I had a very different reaction to that section. I do agree that some citations
and links to prior art would be good - I mentioned in my first email that the
"actor model" is mentioned in passing without ever being defined - but in
general, I thought this summary was very succinct:
> - No limitation. Coroutines are not limited in their lifetime and run as
> long as needed.
> - Top-down limitation: Parent coroutines limit the lifetime of their children
> - Bottom-up limitation: Child coroutines extend the execution time of their
> parents
Since you've described playpens as having an implicit "await all", they're
bottom-up: the parent lasts as long as its longest child. Top-down would be the
same thing, but with an implicit "cancel all" instead.
>Broadly speaking, I can think of three usage patterns for async in PHP
>(speaking, again, as someone who doesn't have a lot of async experience, so I
>may be missing some):
>
>1. Fan-out.
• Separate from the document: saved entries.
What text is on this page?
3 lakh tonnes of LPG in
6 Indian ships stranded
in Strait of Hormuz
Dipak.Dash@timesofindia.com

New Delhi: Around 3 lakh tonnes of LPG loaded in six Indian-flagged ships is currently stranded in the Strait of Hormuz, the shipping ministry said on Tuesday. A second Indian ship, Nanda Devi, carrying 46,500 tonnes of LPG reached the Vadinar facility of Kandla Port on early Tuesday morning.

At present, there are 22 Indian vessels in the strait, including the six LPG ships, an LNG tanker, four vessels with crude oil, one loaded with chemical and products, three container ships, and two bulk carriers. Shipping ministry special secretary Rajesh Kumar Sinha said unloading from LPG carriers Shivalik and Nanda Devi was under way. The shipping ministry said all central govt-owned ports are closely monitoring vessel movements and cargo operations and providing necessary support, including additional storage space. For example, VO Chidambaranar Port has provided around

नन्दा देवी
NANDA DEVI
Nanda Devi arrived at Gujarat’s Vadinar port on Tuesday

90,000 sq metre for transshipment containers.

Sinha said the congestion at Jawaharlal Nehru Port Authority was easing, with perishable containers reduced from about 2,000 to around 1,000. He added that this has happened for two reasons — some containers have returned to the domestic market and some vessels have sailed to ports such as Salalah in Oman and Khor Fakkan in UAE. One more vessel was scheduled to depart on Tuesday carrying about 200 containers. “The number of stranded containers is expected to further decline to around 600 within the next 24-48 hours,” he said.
This is the "fetch all these URLs at once" type use case, which
>in most cases could be wrapped up into a para_map() function. (Which is
>exactly what Rust does.)
>2. Request handlers, for persistent-process servers. Would also apply for a
>queue worker.
>3. Throw it over the wall. This would be the logging example, or sending an
>email on some trigger, etc. Importantly, these are cases where there is no
>result needed from the sub-routine.
I agree that using these as key examples would be good.
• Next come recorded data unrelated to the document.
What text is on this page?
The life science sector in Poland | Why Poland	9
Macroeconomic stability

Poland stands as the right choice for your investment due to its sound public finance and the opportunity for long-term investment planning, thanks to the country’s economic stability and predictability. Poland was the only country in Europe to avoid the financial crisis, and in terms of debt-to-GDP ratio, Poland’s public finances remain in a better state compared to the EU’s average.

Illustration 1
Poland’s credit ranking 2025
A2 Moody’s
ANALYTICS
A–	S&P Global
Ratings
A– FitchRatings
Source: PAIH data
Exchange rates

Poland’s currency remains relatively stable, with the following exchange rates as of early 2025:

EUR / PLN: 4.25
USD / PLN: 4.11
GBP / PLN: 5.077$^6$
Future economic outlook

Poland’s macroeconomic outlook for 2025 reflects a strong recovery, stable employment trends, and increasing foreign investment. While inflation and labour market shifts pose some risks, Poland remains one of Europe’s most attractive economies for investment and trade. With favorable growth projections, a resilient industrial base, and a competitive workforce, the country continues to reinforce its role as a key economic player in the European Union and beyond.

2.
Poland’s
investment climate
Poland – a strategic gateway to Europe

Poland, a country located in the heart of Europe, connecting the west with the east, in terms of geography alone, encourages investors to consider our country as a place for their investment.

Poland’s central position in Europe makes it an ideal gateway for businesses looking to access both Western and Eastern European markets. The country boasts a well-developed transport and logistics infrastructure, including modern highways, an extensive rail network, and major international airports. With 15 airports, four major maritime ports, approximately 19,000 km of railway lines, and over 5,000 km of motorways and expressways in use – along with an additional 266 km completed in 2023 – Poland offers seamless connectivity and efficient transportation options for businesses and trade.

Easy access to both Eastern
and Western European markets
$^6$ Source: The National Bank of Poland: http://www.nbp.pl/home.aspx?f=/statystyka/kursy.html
>// Creates an async scope, in which you can create coroutines.
>async {
The problem with using examples like this is that it's not clear what happens
further down the stack - are you not allowed to spawn/start/whatever anything?
Does it get started in the "inherited" scope?
You've also done exactly what you complained the RFC did and provided a
completely artificial example - which of the key use cases you identified is
this version of scope trying to solve?
I actually think what you're describing is very similar to the RFC, just with
different syntax; but your examples are different, so you're talking past each
other a bit.
>I honestly cannot see a use case at this point for starting coroutines in
>arbitrary scopes.
The way I picture it is mostly about choosing between creating a child within a
narrow scope you've just opened, vs creating a sibling in the scope created
somewhere up the stack.
The "request handler" use case could easily benefit from a "pseudo-global"
scope for each request - i e. "tie this to the current request, but not to
anything else that's started a scope in between".
There were also some concrete examples given in the previous thread of
explicitly managing a context/scope/playpen in a library.